|
|
|
|
|
|
A Sea Change With changing demographics and sky-high real estate, where is Longboat Key headed? Ilene Denton explores. Ilene Denton |
Rogers, who celebrated her 30th year of selling Longboat Key real estate in 2004, discovered the island in the 1960s as a vacationer at The Colony, "back when it was cottages with little screened-in porches, when Herb Field [an early island developer whose Buccaneer Inn on Dream Island Road was beloved by children, who could pick a prize from an overflowing treasure chest when they finished their meal] owned it," she remembers. A warm and energetic woman, she's one of Michael Saunders & Company's top producers, a member of an informal club of realtors who sold more than $30 million worth of Longboat real estate in 2003. ("But don't print that," she says. "It was much, much more.")

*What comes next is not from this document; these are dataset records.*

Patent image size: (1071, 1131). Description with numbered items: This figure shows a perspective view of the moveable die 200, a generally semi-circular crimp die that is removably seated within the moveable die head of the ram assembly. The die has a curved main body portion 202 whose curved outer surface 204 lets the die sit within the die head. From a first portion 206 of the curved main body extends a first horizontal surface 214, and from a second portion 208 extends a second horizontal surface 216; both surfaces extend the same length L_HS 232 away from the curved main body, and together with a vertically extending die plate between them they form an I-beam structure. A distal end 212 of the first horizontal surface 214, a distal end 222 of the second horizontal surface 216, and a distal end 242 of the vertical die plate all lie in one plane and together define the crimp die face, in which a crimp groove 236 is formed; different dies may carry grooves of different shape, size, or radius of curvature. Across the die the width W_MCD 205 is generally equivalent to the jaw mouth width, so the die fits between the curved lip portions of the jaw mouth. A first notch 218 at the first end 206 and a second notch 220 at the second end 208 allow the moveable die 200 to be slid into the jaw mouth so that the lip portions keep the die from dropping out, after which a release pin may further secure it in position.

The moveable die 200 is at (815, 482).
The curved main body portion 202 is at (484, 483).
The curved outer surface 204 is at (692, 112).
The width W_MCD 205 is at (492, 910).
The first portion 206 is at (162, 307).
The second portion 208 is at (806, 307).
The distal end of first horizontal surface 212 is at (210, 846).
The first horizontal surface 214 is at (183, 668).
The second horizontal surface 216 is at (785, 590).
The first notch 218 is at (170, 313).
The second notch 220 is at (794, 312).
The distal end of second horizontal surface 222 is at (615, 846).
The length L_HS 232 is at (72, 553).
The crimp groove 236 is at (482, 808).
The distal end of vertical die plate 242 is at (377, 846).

"In the old days, it was mostly Midwestern and only retirees," Rogers remembers. "Now a lot of younger people are coming in-young retirees and even people with children. It's a lot more interesting." Rogers stops to take a call from a Baltimore client, a businessman with a young family who plans to fly in the next morning and spend the day previewing potential second homes. Rogers' only dilemma: He wants something in the $700,000 range, and she's only found 11 listings on the island she can show him.

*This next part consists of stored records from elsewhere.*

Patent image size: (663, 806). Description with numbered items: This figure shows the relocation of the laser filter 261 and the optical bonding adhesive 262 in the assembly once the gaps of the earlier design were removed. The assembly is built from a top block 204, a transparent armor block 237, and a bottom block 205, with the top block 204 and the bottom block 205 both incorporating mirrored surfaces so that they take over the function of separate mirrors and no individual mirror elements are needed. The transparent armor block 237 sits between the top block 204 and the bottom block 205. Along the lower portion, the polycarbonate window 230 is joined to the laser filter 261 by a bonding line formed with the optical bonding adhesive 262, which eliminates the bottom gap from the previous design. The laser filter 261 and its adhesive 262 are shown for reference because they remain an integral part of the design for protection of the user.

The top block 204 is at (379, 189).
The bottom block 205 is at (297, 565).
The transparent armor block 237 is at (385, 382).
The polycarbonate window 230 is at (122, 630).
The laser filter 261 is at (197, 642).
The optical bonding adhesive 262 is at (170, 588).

In the mid-1920s, John Ringling had big plans for bringing tourism to Longboat. He spent a fortune building a Ritz-Carlton on the island's southern tip, where the Chart House now stands. The Florida real estate bust and stock market crash of 1929, however, put an end to his dreams; the half-finished shell deteriorated for decades and was finally demolished in 1964.
Today, the island's tourism industry faces new adversity in the razing of hotel properties, large and small, to make way for high-end condominiums.
Shop and restaurant owners are nervously eyeing the closure last year of the 146-room Holiday Inn and the 50-room Silver Beach Resort, both on the Manatee County side of Longboat. The smaller, six-unit Starfish Motel also sold, but it remains open through the season; demolition is scheduled for this spring. The 25-room Holiday Beach resort was sold, but the new owners are denying rumors that it's coming down. (A look at the sale price explains why hotel owners might decide to sell out: The mom-and-pop resort was purchased in 1970 for $700,000; its owners sold it last July for $11.8 million.) And last fall, rumors swirled that the 14-unit Sea Bird Beach Resort would imminently close.
"We're definitely concerned," says Susan Estler, marketing director for the Bradenton Area Convention and Visitors Bureau. "Over the course of time, [the loss of these hotels] brings less people to the area, and that makes our job harder to promote the properties that are left." Let's face it, she says, the million-dollar-plus condos replacing these hotels "won't go into the rental pool."
Virginia Haley, executive director of the Sarasota Convention and Visitors Bureau, is also worried. "When you lose the hotel rooms, it's harder for places like restaurants and shops to stay open. And staying in a hotel is the most common way people are introduced to the area," she says. "Then the next time they come they say, 'Oh, we want to stay longer,' or 'we're maybe interested in relocating.'"
Historically, Longboat Key properties have drawn a large number of tourists to the area, accounting for about 15 percent of Sarasota County's bed tax, says Haley. "Remember that Longboat is split between the two counties," she says. "For us, the Longboat market has been the Resort at Longboat Key Club, the Colony, and the one- to six-month condo rentals. In Manatee County, it was the Holiday Inn and Hilton, and a lot of mom-and-pops."
Regardless of what side of the county line they choose, "the Longboat visitor is the most-wanted visitor," says Haley. "They spend a lot of money-and luxury travel is back big-time." They are older, more educated and wealthier than Sarasota County tourists as a whole, recent SCVB focus groups reveal. "They have the highest income of all our visitors in general," she says. How high? "We made a mistake and didn't ask high enough; we only asked to $125,000 or more, and the majority said more," Haley says. Interestingly, when the SCVB surveyed interests, Haley says, Longboat visitors were the only group who expressed an interest in attending the performing arts while on vacation.